On an Endless Sea
#3 of The Griffon of Paradise: The Full Account
January 4th, 1135
Surprised I was able to get any sleep during the night. Guess you can sleep anywhere if you're tired enough, even a small wooden lifeboat getting tossed about a wide open ocean with a whole lotta nothing as far as I can see. Believe me, I tried. Took off and flew a few laps around the boat to see if there was anything over the horizon. Just water, water, clouds, and more water. I'll check again assuming the ice on my feathers doesn't shatter them.
Not like the sleep I got was any good, though. I was wedged between the seats with no back support. Woke up sore as shit. Not like I could sleep on the bottom of the boat, as a whole bunch of water was sloshing around in it. Good thing I was able to bail it out, so tonight I can put some blankets down and be a little more comfortable than I was last night.
I'm paying big time for not going on deck with warmer clothes, and for getting wet on the way off. My hands and feet are killing me. There's this weird numbness and pain at the same time in my fingers and toes. On the off chance I ever get out of this, I'll probably lose a couple. As awesome as my high-top sneakers are, they're definitely NOT ideal for cold. No gloves, either.

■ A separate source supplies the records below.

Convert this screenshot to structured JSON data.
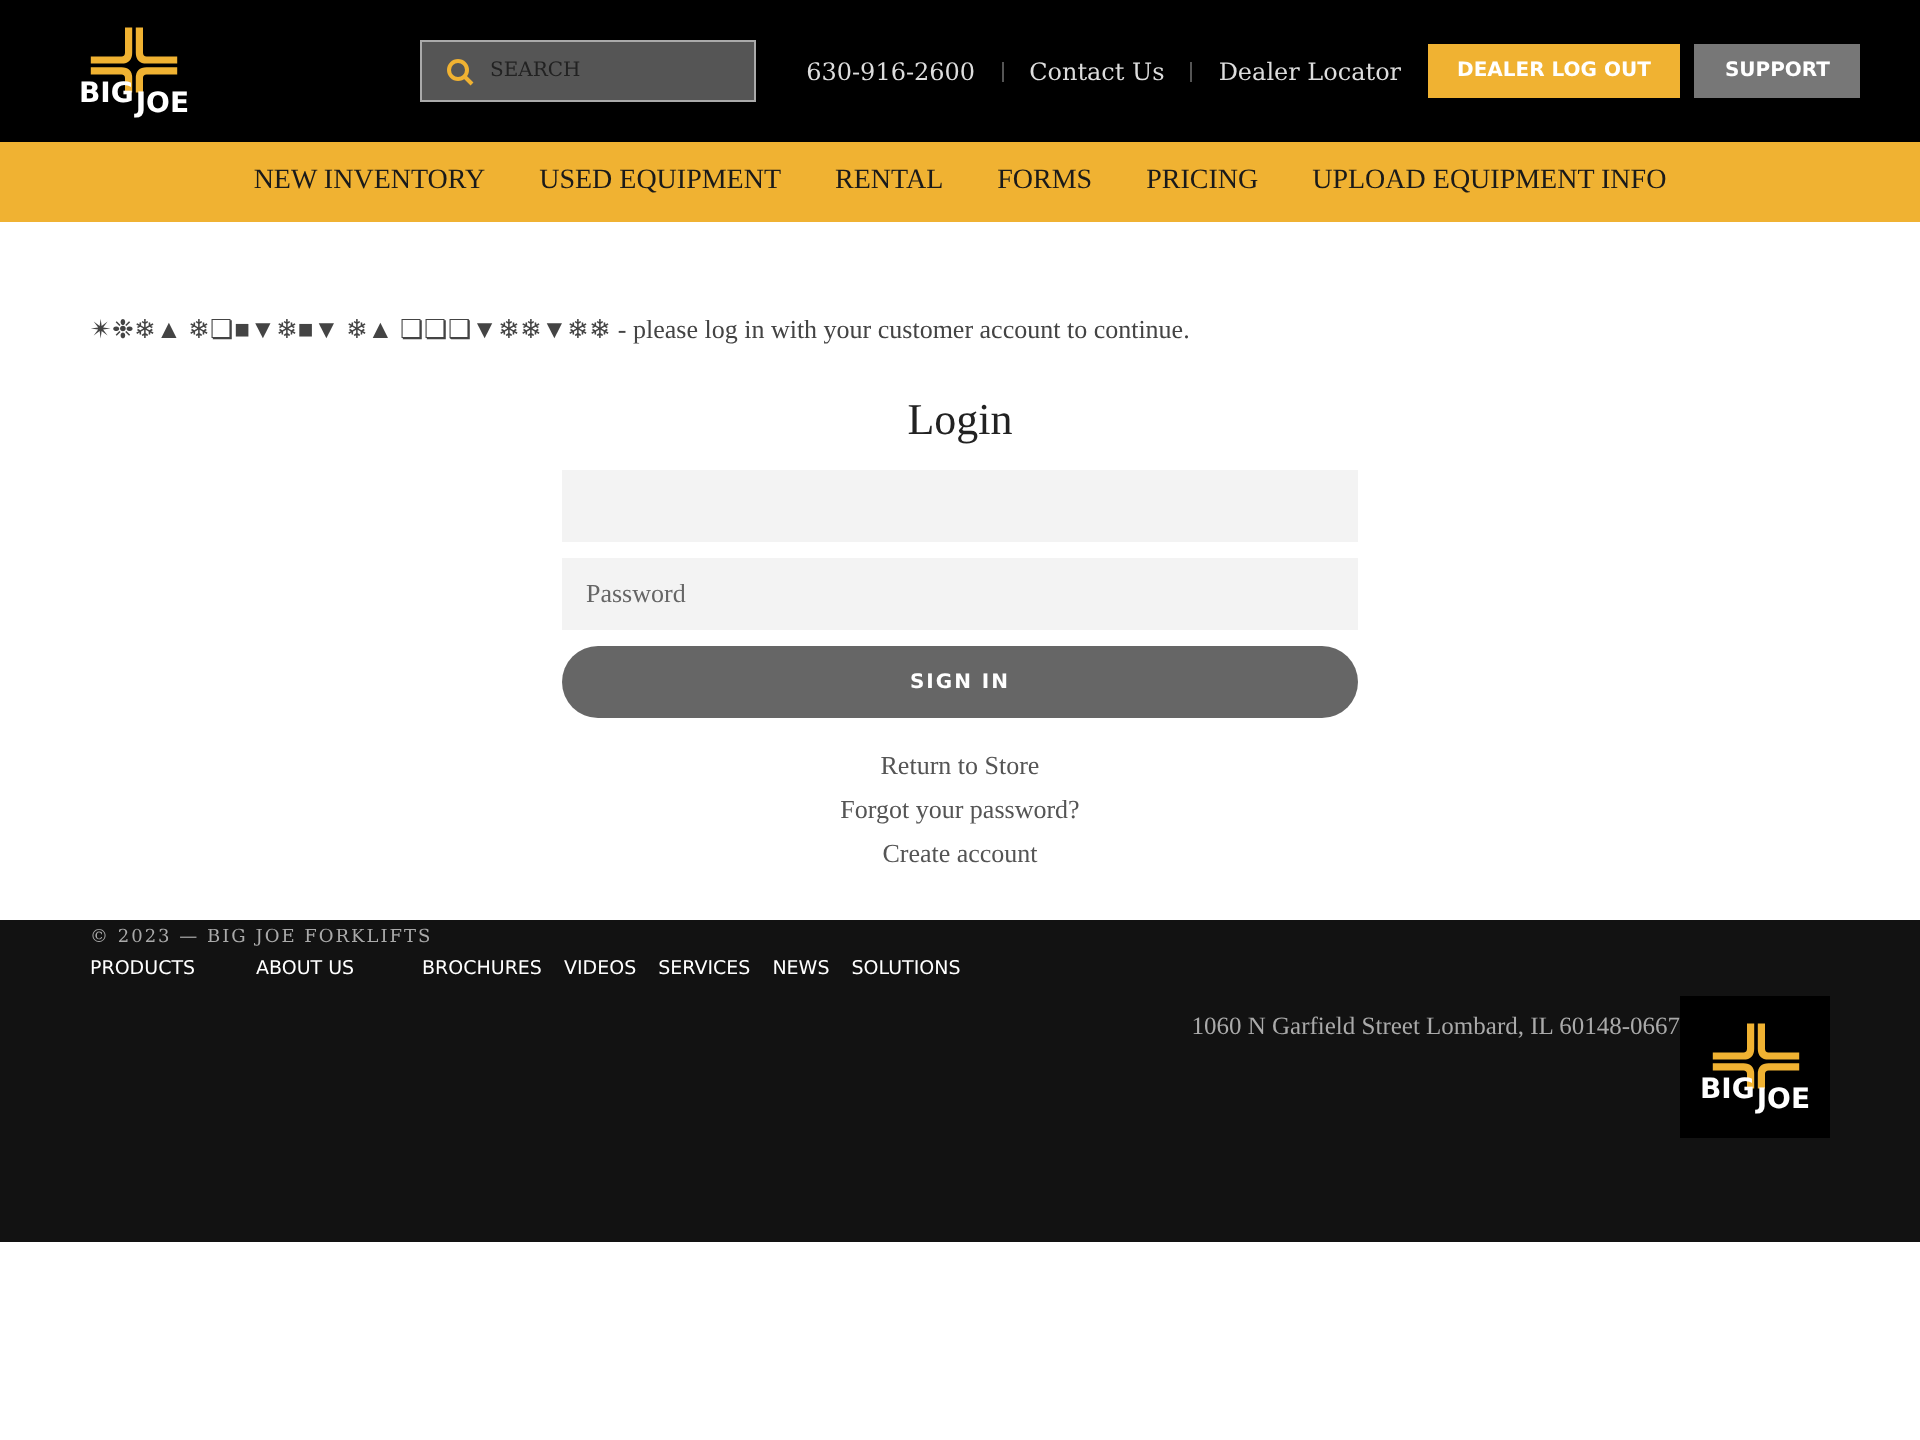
{
  "header": {
    "logo": {
      "word_1": "BIG",
      "word_2": "JOE"
    },
    "search": {
      "placeholder": "SEARCH"
    },
    "phone": "630-916-2600",
    "links": [
      "Contact Us",
      "Dealer Locator"
    ],
    "buttons": [
      {
        "label": "DEALER LOG OUT",
        "kind": "primary"
      },
      {
        "label": "SUPPORT",
        "kind": "secondary"
      }
    ]
  },
  "nav": [
    "NEW INVENTORY",
    "USED EQUIPMENT",
    "RENTAL",
    "FORMS",
    "PRICING",
    "UPLOAD EQUIPMENT INFO"
  ],
  "notice": "✴❉❄▲ ❄❏■▼❄■▼ ❄▲ ❏❏❑▼❄❄▼❄❄ - please log in with your customer account to continue.",
  "login": {
    "title": "Login",
    "password_field": {
      "placeholder": "Password"
    },
    "submit": "SIGN IN",
    "links": [
      "Return to Store",
      "Forgot your password?",
      "Create account"
    ]
  },
  "footer": {
    "copyright": "© 2023 — BIG JOE FORKLIFTS",
    "links": [
      "PRODUCTS",
      "ABOUT US",
      "BROCHURES",
      "VIDEOS",
      "SERVICES",
      "NEWS",
      "SOLUTIONS"
    ],
    "address": "1060 N Garfield Street Lombard, IL 60148-0667",
    "logo": {
      "word_1": "BIG",
      "word_2": "JOE"
    }
  }
}
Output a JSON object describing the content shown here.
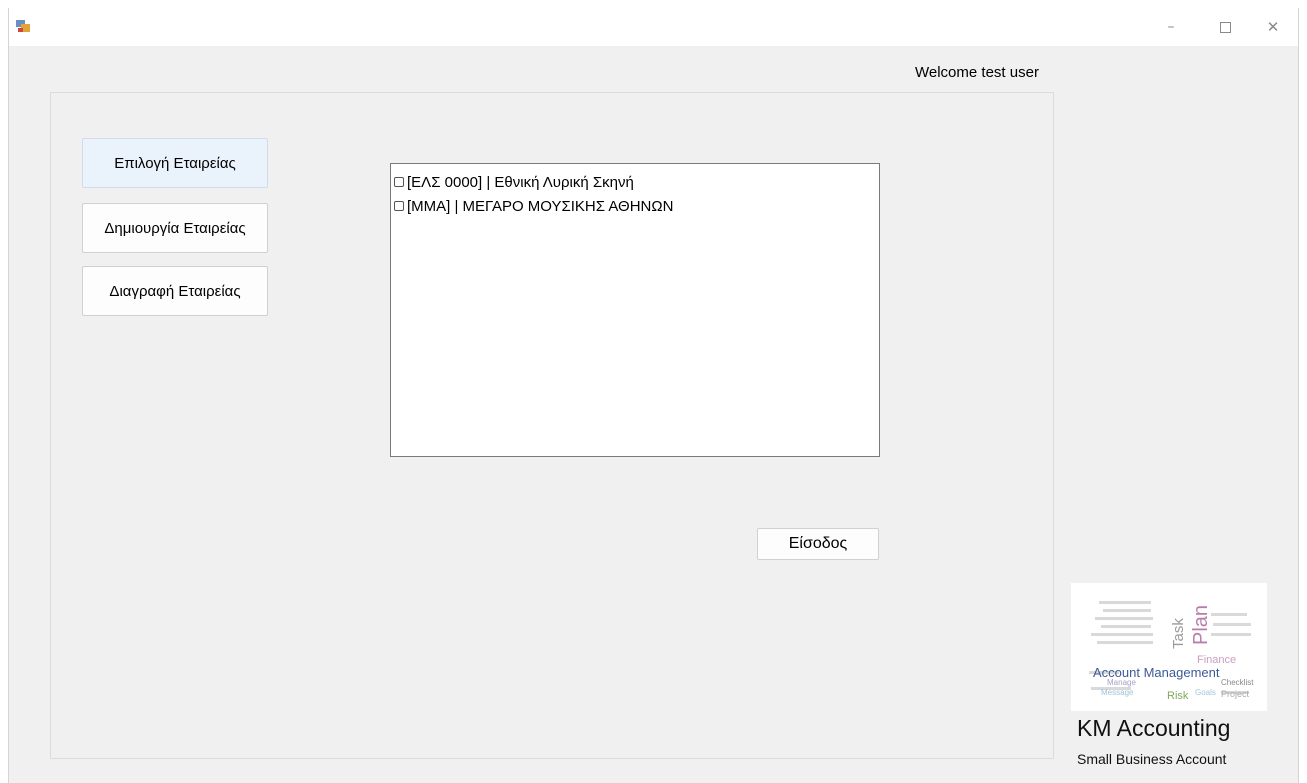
{
  "window": {
    "controls": {
      "minimize": "–",
      "close": "✕"
    }
  },
  "header": {
    "welcome": "Welcome test user"
  },
  "sidebar": {
    "buttons": [
      {
        "label": "Επιλογή Εταιρείας",
        "active": true
      },
      {
        "label": "Δημιουργία Εταιρείας",
        "active": false
      },
      {
        "label": "Διαγραφή Εταιρείας",
        "active": false
      }
    ]
  },
  "company_list": {
    "items": [
      {
        "label": "[ΕΛΣ 0000] | Εθνική Λυρική Σκηνή",
        "checked": false
      },
      {
        "label": "[ΜΜΑ] | ΜΕΓΑΡΟ ΜΟΥΣΙΚΗΣ ΑΘΗΝΩΝ",
        "checked": false
      }
    ]
  },
  "actions": {
    "enter_label": "Είσοδος"
  },
  "logo": {
    "words": [
      "Account Management",
      "Task",
      "Plan",
      "Finance",
      "Checklist",
      "Goals",
      "Project",
      "Risk",
      "Manage",
      "Message"
    ],
    "icon": "word-cloud-logo"
  },
  "branding": {
    "name": "KM Accounting",
    "tagline": "Small Business Account"
  },
  "colors": {
    "form_background": "#f0f0f0",
    "active_button": "#eaf3fc",
    "list_border": "#7a7a7a"
  }
}
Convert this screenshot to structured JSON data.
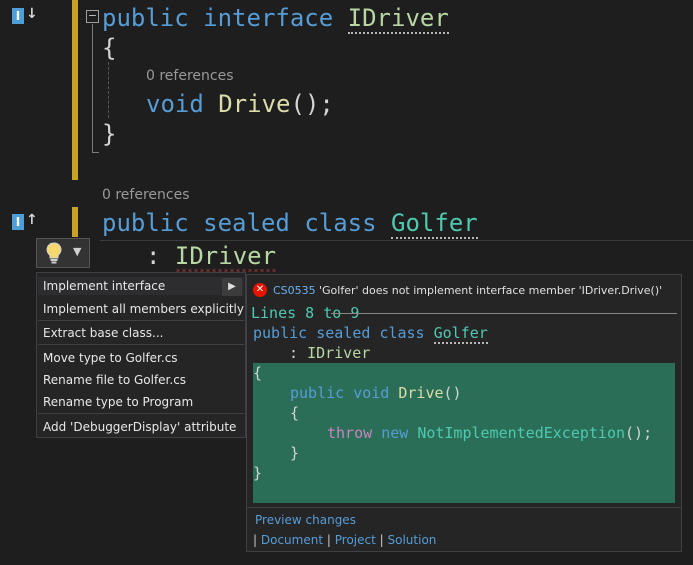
{
  "editor": {
    "line1": {
      "kw1": "public",
      "kw2": "interface",
      "name": "IDriver"
    },
    "open_brace": "{",
    "lens1": "0 references",
    "method": {
      "kw": "void",
      "name": "Drive",
      "rest": "();"
    },
    "close_brace": "}",
    "lens2": "0 references",
    "class_line": {
      "kw1": "public",
      "kw2": "sealed",
      "kw3": "class",
      "name": "Golfer"
    },
    "base_line": {
      "colon": ":",
      "name": "IDriver"
    },
    "glyph_up_letter": "I",
    "glyph_up_arrow": "↓",
    "glyph_down_letter": "I",
    "glyph_down_arrow": "↑",
    "collapse_symbol": "−"
  },
  "lightbulb": {
    "arrow": "▼"
  },
  "menu": {
    "items": [
      "Implement interface",
      "Implement all members explicitly",
      "Extract base class...",
      "Move type to Golfer.cs",
      "Rename file to Golfer.cs",
      "Rename type to Program",
      "Add 'DebuggerDisplay' attribute"
    ],
    "submenu_arrow": "▶"
  },
  "preview": {
    "error_icon": "✕",
    "error_code": "CS0535",
    "error_message": "'Golfer' does not implement interface member 'IDriver.Drive()'",
    "lines_header": "Lines 8 to 9",
    "class_line": {
      "kw1": "public",
      "kw2": "sealed",
      "kw3": "class",
      "name": "Golfer"
    },
    "base_line": {
      "colon": ":",
      "name": "IDriver"
    },
    "body": {
      "open": "{",
      "method": {
        "kw1": "public",
        "kw2": "void",
        "name": "Drive",
        "rest": "()"
      },
      "inner_open": "{",
      "throw_line": {
        "kw1": "throw",
        "kw2": "new",
        "type": "NotImplementedException",
        "rest": "();"
      },
      "inner_close": "}",
      "close": "}"
    },
    "preview_changes": "Preview changes",
    "scope": {
      "sep": "|",
      "document": "Document",
      "project": "Project",
      "solution": "Solution"
    }
  },
  "colors": {
    "accent_bar": "#c9a227",
    "preview_green": "#2b6e57",
    "keyword": "#569cd6",
    "type": "#4ec9b0",
    "interface": "#b8d7a3",
    "method": "#dcdcaa"
  }
}
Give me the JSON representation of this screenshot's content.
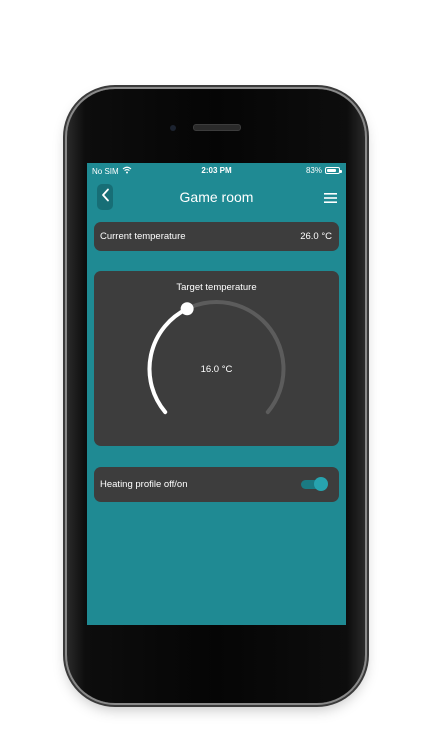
{
  "status_bar": {
    "carrier": "No SIM",
    "time": "2:03 PM",
    "battery": "83%",
    "battery_level": 0.83
  },
  "header": {
    "title": "Game room",
    "back_icon": "chevron-left-icon",
    "menu_icon": "hamburger-menu-icon"
  },
  "current_temperature": {
    "label": "Current temperature",
    "value": "26.0 °C"
  },
  "target_temperature": {
    "label": "Target temperature",
    "value": "16.0 °C",
    "dial_fraction": 0.4
  },
  "heating_profile": {
    "label": "Heating profile off/on",
    "enabled": true
  },
  "colors": {
    "background": "#1f8a93",
    "card": "#3d3d3d",
    "accent": "#27a3ae"
  }
}
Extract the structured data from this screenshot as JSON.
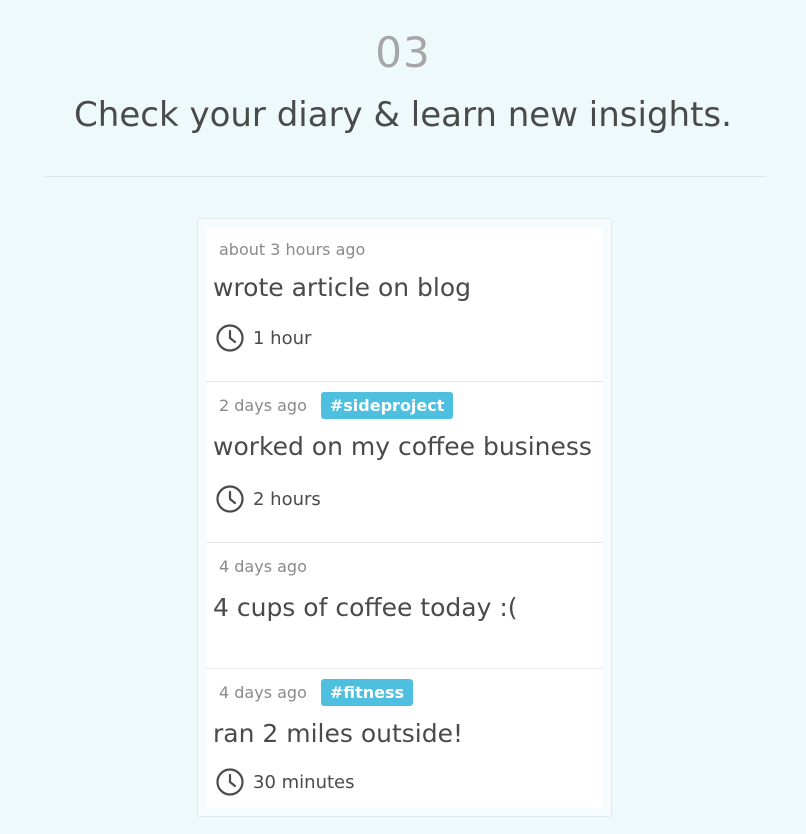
{
  "header": {
    "step_number": "03",
    "title": "Check your diary & learn new insights."
  },
  "colors": {
    "background": "#eef9fb",
    "tag": "#4fbfe0",
    "text": "#4a4a4a",
    "muted": "#8a8a8a"
  },
  "entries": [
    {
      "time": "about 3 hours ago",
      "tag": "",
      "text": "wrote article on blog",
      "duration": "1 hour",
      "duration_icon": "clock-icon"
    },
    {
      "time": "2 days ago",
      "tag": "#sideproject",
      "text": "worked on my coffee business",
      "duration": "2 hours",
      "duration_icon": "clock-icon"
    },
    {
      "time": "4 days ago",
      "tag": "",
      "text": "4 cups of coffee today :(",
      "duration": ""
    },
    {
      "time": "4 days ago",
      "tag": "#fitness",
      "text": "ran 2 miles outside!",
      "duration": "30 minutes",
      "duration_icon": "clock-icon"
    }
  ]
}
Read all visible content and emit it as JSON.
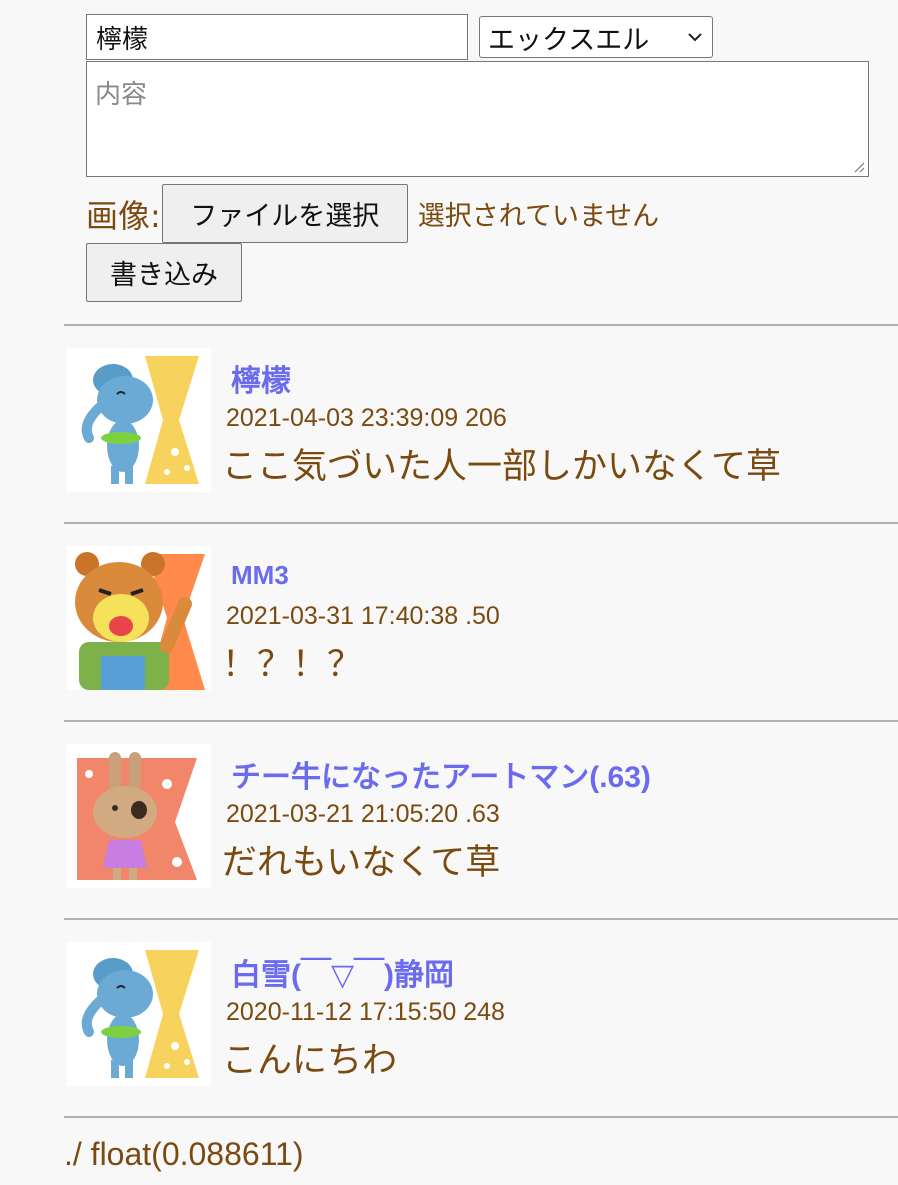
{
  "form": {
    "name_value": "檸檬",
    "select_value": "エックスエル",
    "content_placeholder": "内容",
    "image_label": "画像:",
    "file_button": "ファイルを選択",
    "file_status": "選択されていません",
    "submit_label": "書き込み"
  },
  "posts": [
    {
      "name": "檸檬",
      "meta": "2021-04-03 23:39:09 206",
      "body": "ここ気づいた人一部しかいなくて草",
      "avatar": "blue-elephant-avatar-icon"
    },
    {
      "name": "MM3",
      "meta": "2021-03-31 17:40:38 .50",
      "body": "！？！？",
      "avatar": "bear-cub-avatar-icon"
    },
    {
      "name": "チー牛になったアートマン(.63)",
      "meta": "2021-03-21 21:05:20 .63",
      "body": "だれもいなくて草",
      "avatar": "rabbit-avatar-icon"
    },
    {
      "name": "白雪(￣▽￣)静岡",
      "meta": "2020-11-12 17:15:50 248",
      "body": "こんにちわ",
      "avatar": "blue-elephant-avatar-icon"
    }
  ],
  "footer": "./ float(0.088611)",
  "colors": {
    "name": "#6b6bf0",
    "text": "#7a4a10",
    "divider": "#b0b0b0"
  }
}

Whatever, I'll worry about that later. Right now I gotta find someone or someplace soon. I still have food and water to spare, since this boat was meant to hold several people. It's this fucking COLD that's the problem. Well, that and I left my phone in my cabin when the ship sank. Not like I expect to get any reception in the middle of the fucking ocean, but at least I could listen to music or something while I waited to die. Sitting around looking for land and in pain is getting really boring.
Know what? This really pisses me off. I'm not afraid of dying, but I could've at LEAST died with dignity. I wanna go down fighting something big and ugly, like a manticore or some shit. Or I could get killed doing something cool like riding a bugbear through Ghastly Gorge or setting a new record for most ale chugged back at the pub. Fucking Gilbert thinks he's so tough because he managed a keg and a half, I'd show him!
But here I am sitting on my ass and slowly freezing to death out on open water. Where's the glory in this? Where's the dignity? This fucking sucks!
Enough rambling. Sun's going down and I don't have any artificial light besides some flares, and I wanna save those for if somebody shows up. I mean, somebody must be looking for the ship, right? They must've gotten an SOS out.
Nah, this ain't a fairy tale with a happily ever after. Real life is harsh, and help usually isn't coming. It's why Griffonstone has gone how many years without a king. We're, what do those eggheads up in the universities call it? A failure state? Something like that. Bunch of smug pricks.
I'll write some more later, if I'm still alive.